The link to this dataset is: https://www.kaggle.com/deepmatrix/imdb-5000-movie-dataset
The dataset has just one CSV file, called 'movie_metadata.csv'
The dataset already existed in a CSV file. This python code (fetchdata.py) just reads all the tuples of the CSV file, segregates it and saves the entire information in 2 new files (data-line.csv & data-hist.csv). The important cleaning of the data is being taken care by linechart.py and histogram.py
Input
Takes the respective CSV files as input.
1.1 Before accessing the file it checks for the existence of the CSV files
Cleaning
Selects the required columns, and cleans data accordingly. (Calling 'clean' function)
2.1 Selecting required information (columns) of all the rows led to buggy data in some rows. This happened because of existence of ',' in the data, and the row information is being split by ',' which causes the columns to shift
2.2 The column inputs of every row are checked logically, before the row is added to the clean data
2.3 This 'clean' function returns a list of lists and the count of the rows before cleaning.
2.4 The program displays the number of buggy rows deleted after cleaning, in both the programs.
Analysis
After this, both the files have different ways of analysing the data.
- linechart.py is cleaning for 'director_name', 'genres', 'title_year', 'imdb_score' and analysing count of movie releases from 1916 to 2016, which is the oldest and the latest year of movie releases in the data.

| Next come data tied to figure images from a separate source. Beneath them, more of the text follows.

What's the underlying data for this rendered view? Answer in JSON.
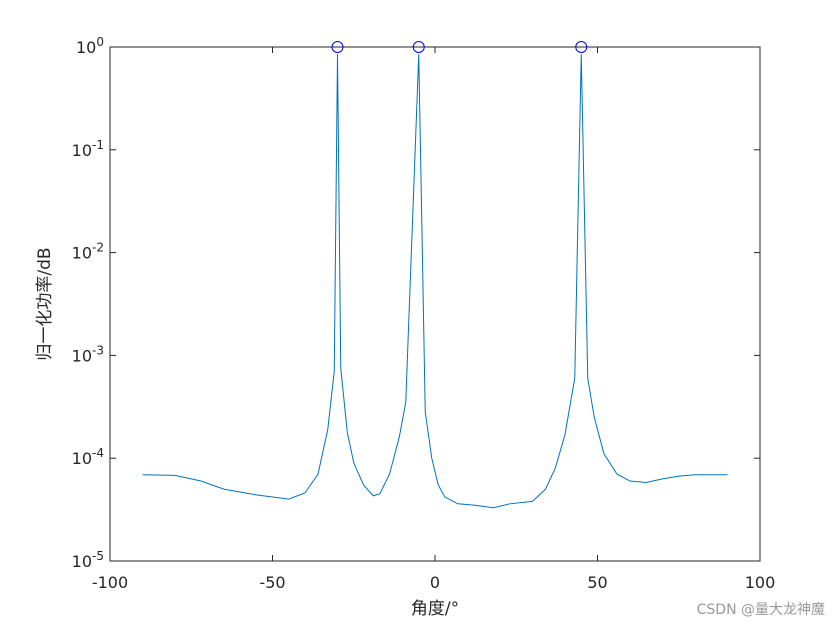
{
  "chart_data": {
    "type": "line",
    "xlabel": "角度/°",
    "ylabel": "归一化功率/dB",
    "watermark": "CSDN @量大龙神魔",
    "log_y": true,
    "x": [
      -90,
      -80,
      -72,
      -65,
      -55,
      -45,
      -40,
      -36,
      -33,
      -31,
      -30,
      -29,
      -27,
      -25,
      -22,
      -19,
      -17,
      -14,
      -11,
      -9,
      -5,
      -3,
      -1,
      1,
      3,
      7,
      12,
      18,
      23,
      30,
      34,
      37,
      40,
      43,
      45,
      47,
      49,
      52,
      56,
      60,
      65,
      70,
      75,
      80,
      90
    ],
    "series": [
      {
        "type": "line",
        "color": "#0072bd",
        "values": [
          6.9e-05,
          6.8e-05,
          6e-05,
          5e-05,
          4.4e-05,
          4e-05,
          4.6e-05,
          7e-05,
          0.00019,
          0.0007,
          0.85,
          0.00075,
          0.00018,
          9e-05,
          5.5e-05,
          4.3e-05,
          4.5e-05,
          7e-05,
          0.00016,
          0.00035,
          0.85,
          0.00028,
          0.0001,
          5.5e-05,
          4.2e-05,
          3.6e-05,
          3.5e-05,
          3.3e-05,
          3.6e-05,
          3.8e-05,
          5e-05,
          8e-05,
          0.00017,
          0.0006,
          0.85,
          0.0006,
          0.00025,
          0.00011,
          7e-05,
          6e-05,
          5.8e-05,
          6.3e-05,
          6.7e-05,
          6.9e-05,
          6.9e-05
        ]
      },
      {
        "type": "scatter",
        "color": "#0000ff",
        "x": [
          -30,
          -5,
          45
        ],
        "values": [
          1,
          1,
          1
        ]
      }
    ],
    "xlim": [
      -100,
      100
    ],
    "xticks": [
      -100,
      -50,
      0,
      50,
      100
    ],
    "ylim": [
      1e-05,
      1
    ],
    "yticks": [
      {
        "value": 1e-05,
        "label": "10^-5"
      },
      {
        "value": 0.0001,
        "label": "10^-4"
      },
      {
        "value": 0.001,
        "label": "10^-3"
      },
      {
        "value": 0.01,
        "label": "10^-2"
      },
      {
        "value": 0.1,
        "label": "10^-1"
      },
      {
        "value": 1,
        "label": "10^0"
      }
    ]
  }
}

- histogram.py is cleaning for 'title_year', 'num_critic_for_reviews', 'num_user_for_reviews', 'director_facebook_likes' and analysing the frequency of number of critic reviews, number of user reviews and number of facebook likes for director.
Visualization
The plotting of linechart is by matplotlib.pyplot.plot and plotting of histogram is by matplotlib.pyplot.hist
Visualization Files generated by linechart.py:
linechart.png (Number of movie releases / Per Year)
linechart1.png (Number of movie releases / Per 4 Years)
linechart2.png (Number of movie releases / Per 5 Years)
linechart3.png (Number of movie releases / Per 10 Years)
linechart4.png (Number of movie releases / Per 20 Years)
Visualization Files generated by histogram.py:
histogram.png (Frequency / Number of Critic Reviews)
histogram1.png (Frequency / Number of User Reviews)
histogram2.png (Frequency / Number of Director Facebook Likes)